Au début je ne connaissais pas ce terme très intellectuel non ? Procrastination, pour moi c’était quelque chose entre « se mettre au pied du mur » ou humm « branler jusqu’à la limite » . Le hasard de Twitter m’a fait connaître une spécialiste mondiale de la procrastination Sylvaine Pascual qui nous livre un guide pour « faire avec la procrastination » à base de ses réguliers conseils :

« La procrastination consiste à remettre à plus tard une ou des tâche(s) qui pourraient être faite(s) maintenant, associé à un sentiment de culpabilité (ndjm : ou pas… ou alors bien après le franchissement du « plus tard »). Nous procrastinons quasiment tous à des degrés et sur des tâches différentes. Légère, la procrastination n’est pas problématique et ne nécessite pas de s’en préoccuper. Chronique, elle peut devenir invalidante et susciter beaucoup de souffrance.

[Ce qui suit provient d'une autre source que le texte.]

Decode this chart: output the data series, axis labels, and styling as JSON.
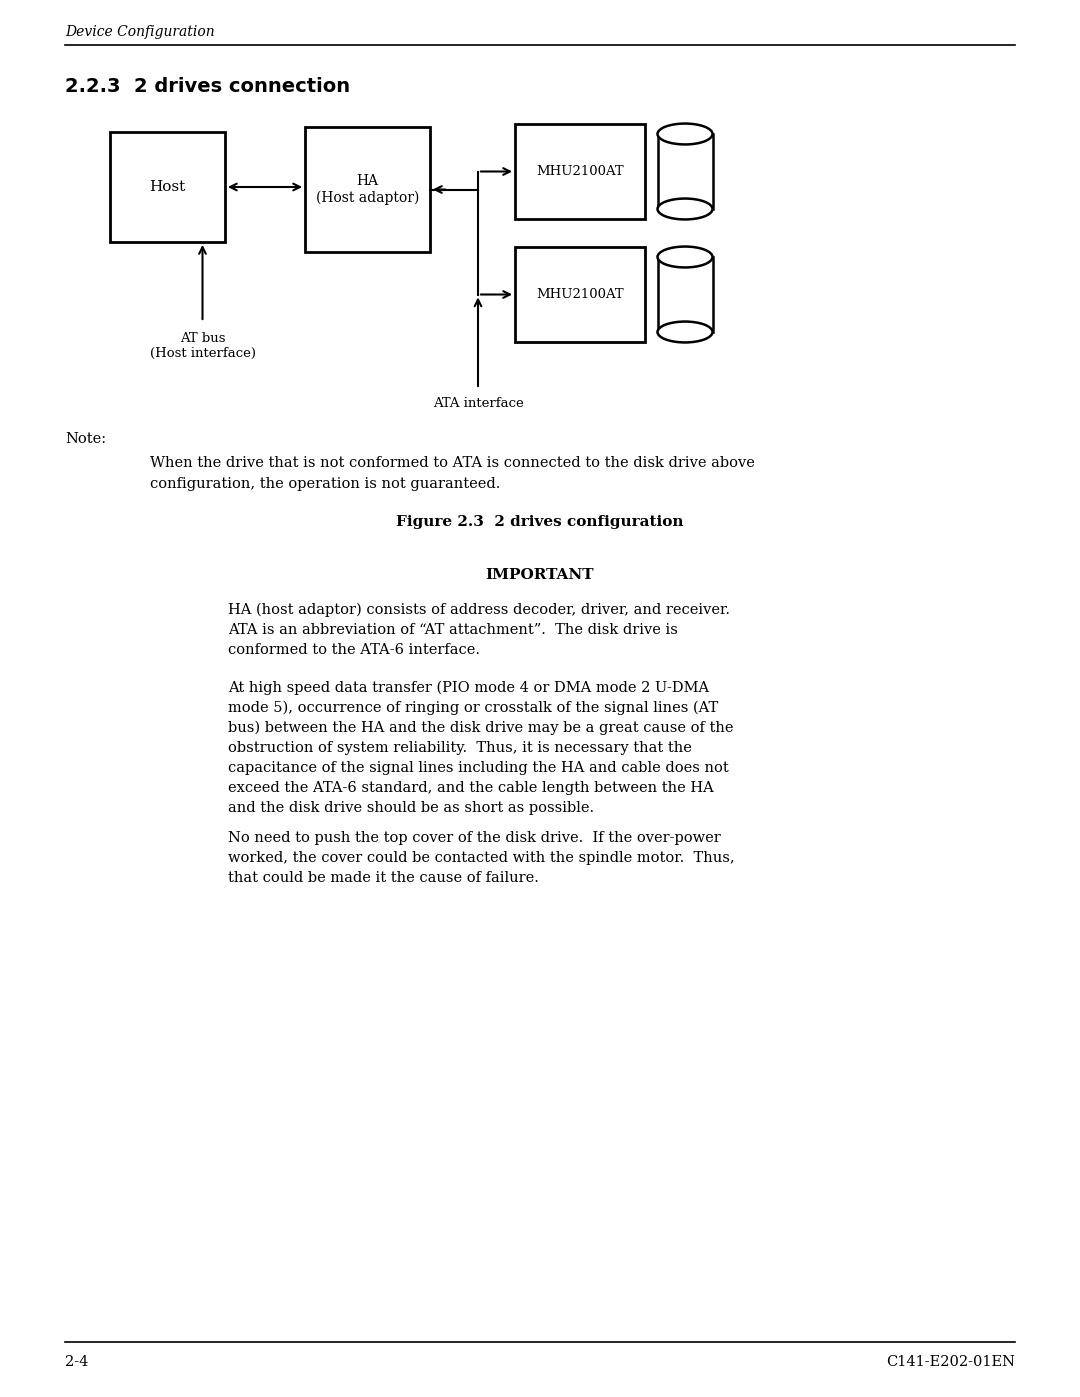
{
  "page_title": "Device Configuration",
  "section_title": "2.2.3  2 drives connection",
  "figure_caption": "Figure 2.3  2 drives configuration",
  "important_title": "IMPORTANT",
  "note_label": "Note:",
  "note_text": "When the drive that is not conformed to ATA is connected to the disk drive above\nconfiguration, the operation is not guaranteed.",
  "important_para1": "HA (host adaptor) consists of address decoder, driver, and receiver.\nATA is an abbreviation of “AT attachment”.  The disk drive is\nconformed to the ATA-6 interface.",
  "important_para2": "At high speed data transfer (PIO mode 4 or DMA mode 2 U-DMA\nmode 5), occurrence of ringing or crosstalk of the signal lines (AT\nbus) between the HA and the disk drive may be a great cause of the\nobstruction of system reliability.  Thus, it is necessary that the\ncapacitance of the signal lines including the HA and cable does not\nexceed the ATA-6 standard, and the cable length between the HA\nand the disk drive should be as short as possible.",
  "important_para3": "No need to push the top cover of the disk drive.  If the over-power\nworked, the cover could be contacted with the spindle motor.  Thus,\nthat could be made it the cause of failure.",
  "host_label": "Host",
  "ha_label": "HA\n(Host adaptor)",
  "drive1_label": "MHU2100AT",
  "drive2_label": "MHU2100AT",
  "at_bus_label": "AT bus\n(Host interface)",
  "ata_interface_label": "ATA interface",
  "footer_left": "2-4",
  "footer_right": "C141-E202-01EN",
  "bg_color": "#ffffff",
  "text_color": "#000000",
  "line_color": "#000000"
}
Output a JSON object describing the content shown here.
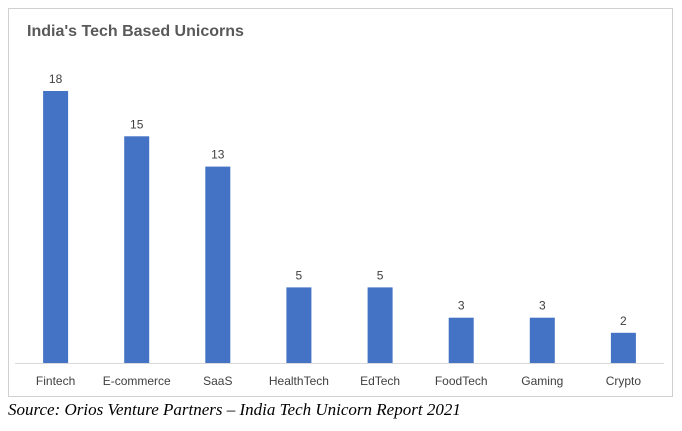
{
  "chart_data": {
    "type": "bar",
    "title": "India's Tech Based Unicorns",
    "categories": [
      "Fintech",
      "E-commerce",
      "SaaS",
      "HealthTech",
      "EdTech",
      "FoodTech",
      "Gaming",
      "Crypto"
    ],
    "values": [
      18,
      15,
      13,
      5,
      5,
      3,
      3,
      2
    ],
    "data_labels": [
      "18",
      "15",
      "13",
      "5",
      "5",
      "3",
      "3",
      "2"
    ],
    "xlabel": "",
    "ylabel": "",
    "ylim": [
      0,
      18
    ],
    "grid": false,
    "legend": "none",
    "bar_color": "#4472c4"
  },
  "source": "Source: Orios Venture Partners – India Tech Unicorn Report 2021"
}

Là où Sylvaine met la barre assez haut en matière de procrastination c’est avec : « Soumise à beaucoup d’idées reçues et de solutions guerrières inefficaces (vaincre, lutter contre…), la procrastination reste un sujet assez tabou, souvent associé à tort à de la paresse (ndjm : « mais non je procrastine pas… je réfléchis fort et longtemps avant »), ce qui cause du tort à ceux qui en souffrent. Il est probable qu’on ne se débarrasse pas de la procrastination . En revanche, on peut apprendre à l’apprivoiser, à comprendre les messages qu’elle nous transmet, à la mettre à notre service, à vivre en bonne intelligence avec elle, ce qui a pour conséquence logique de minimiser son intensité.

Bref… dompter la bête sacré programme : « apprivoiser et mettre à notre service la procrastination  » 🙂 Bravo Sylvaine, tu mériterais un lien depuis wikipedia ! D’ailleurs je devais écrire ce petit post il y a quelques temps et j’ai pas mal… procrastiné… jusqu’à voir un tweet de Sylvaine (qui m’a boosté).